Eighty veterans, accompanied by their families, gathered on Sunday to mark 80 years since the start of World War Two. 

The 97-year-old, who worked as a wheel setter on some of the huge cryptography devices, recalled: "The Germans had a particular cipher machine called Lorenz which was basically a teletype machine. 

"It had 12 wheels - Colossus (a set of early computers) was used to eliminate the first five, and then the remaining seven were tackled by Major Testers section.

"I was the very last bit of that tackling, and after I had done my job the stuff went next door where it was put on to a so-called Tunny machine... and out came the beautiful German text."

The rows of wooden huts in the mansion grounds at Bletchley housed 10,000 secret intelligence workers, who were not even permitted to tell their families what they were doing. 

Mr Maddocks added: "It was part of the life at Bletchley [to keep work secret from friends, family and loved ones]."

He described the social aspects of the job, which they could dive into after a 48-hour working week, as "absolutely delightful".

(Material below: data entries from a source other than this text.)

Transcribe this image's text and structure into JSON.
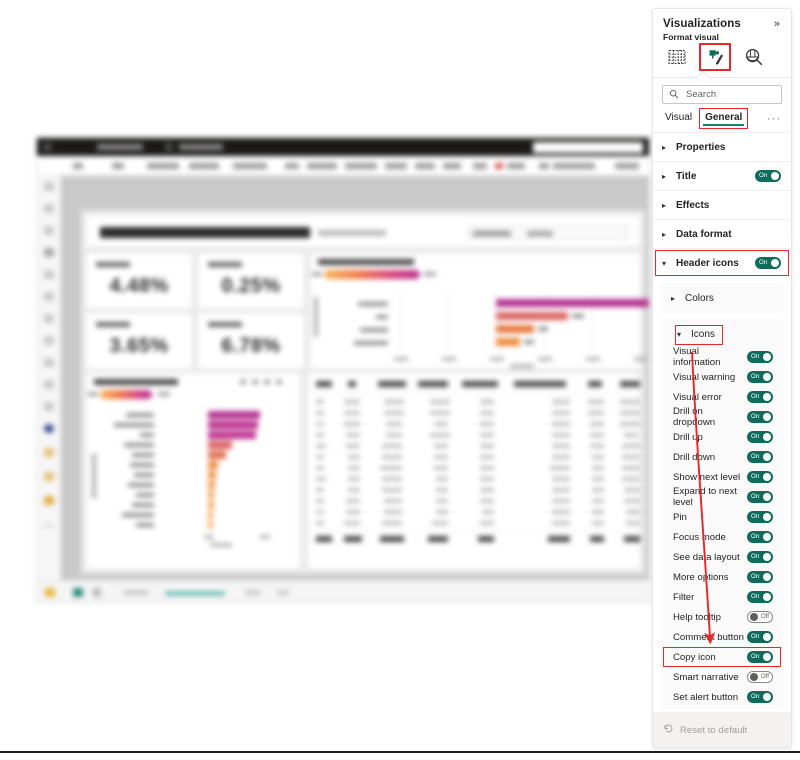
{
  "report_preview": {
    "kpis": [
      {
        "value": "4.48%"
      },
      {
        "value": "0.25%"
      },
      {
        "value": "3.65%"
      },
      {
        "value": "6.78%"
      }
    ]
  },
  "pane": {
    "title": "Visualizations",
    "collapse_icon": "»",
    "format_label": "Format visual",
    "icons": [
      {
        "name": "fields-table-icon",
        "selected": false
      },
      {
        "name": "format-paint-roller-icon",
        "selected": true
      },
      {
        "name": "analytics-magnifier-icon",
        "selected": false
      }
    ],
    "search": {
      "placeholder": "Search",
      "value": "",
      "icon": "search-icon"
    },
    "tabs": [
      {
        "label": "Visual",
        "active": false,
        "highlighted": false
      },
      {
        "label": "General",
        "active": true,
        "highlighted": true
      }
    ],
    "tab_more": "···",
    "sections": [
      {
        "label": "Properties",
        "expanded": false,
        "toggle": null,
        "highlighted": false
      },
      {
        "label": "Title",
        "expanded": false,
        "toggle": "On",
        "highlighted": false
      },
      {
        "label": "Effects",
        "expanded": false,
        "toggle": null,
        "highlighted": false
      },
      {
        "label": "Data format",
        "expanded": false,
        "toggle": null,
        "highlighted": false
      },
      {
        "label": "Header icons",
        "expanded": true,
        "toggle": "On",
        "highlighted": true
      }
    ],
    "subsections": [
      {
        "label": "Colors",
        "expanded": false,
        "highlighted": false
      },
      {
        "label": "Icons",
        "expanded": true,
        "highlighted": true
      }
    ],
    "icon_options": [
      {
        "label": "Visual information",
        "state": "On",
        "highlighted": false
      },
      {
        "label": "Visual warning",
        "state": "On",
        "highlighted": false
      },
      {
        "label": "Visual error",
        "state": "On",
        "highlighted": false
      },
      {
        "label": "Drill on dropdown",
        "state": "On",
        "highlighted": false
      },
      {
        "label": "Drill up",
        "state": "On",
        "highlighted": false
      },
      {
        "label": "Drill down",
        "state": "On",
        "highlighted": false
      },
      {
        "label": "Show next level",
        "state": "On",
        "highlighted": false
      },
      {
        "label": "Expand to next level",
        "state": "On",
        "highlighted": false
      },
      {
        "label": "Pin",
        "state": "On",
        "highlighted": false
      },
      {
        "label": "Focus mode",
        "state": "On",
        "highlighted": false
      },
      {
        "label": "See data layout",
        "state": "On",
        "highlighted": false
      },
      {
        "label": "More options",
        "state": "On",
        "highlighted": false
      },
      {
        "label": "Filter",
        "state": "On",
        "highlighted": false
      },
      {
        "label": "Help tooltip",
        "state": "Off",
        "highlighted": false
      },
      {
        "label": "Comment button",
        "state": "On",
        "highlighted": false
      },
      {
        "label": "Copy icon",
        "state": "On",
        "highlighted": true
      },
      {
        "label": "Smart narrative",
        "state": "Off",
        "highlighted": false
      },
      {
        "label": "Set alert button",
        "state": "On",
        "highlighted": false
      }
    ],
    "footer": {
      "label": "Reset to default",
      "icon": "reset-arrow-icon"
    }
  },
  "annotation": {
    "arrow_color": "#e8262a",
    "highlight_color": "#e8262a"
  },
  "toggle_text": {
    "on": "On",
    "off": "Off"
  }
}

The Bletchley veterans and their loved ones gathered outside the mansion on the site yesterday, for a group photograph after a flypast of a Lancaster bomber.

Iain Standen, who's Chief Executive of the Bletchley Park Trust Charity, said:  "As a dwindling population it's great to have so many of them here. 

"It's very important, they connect this place to what it was all about in the Second World War."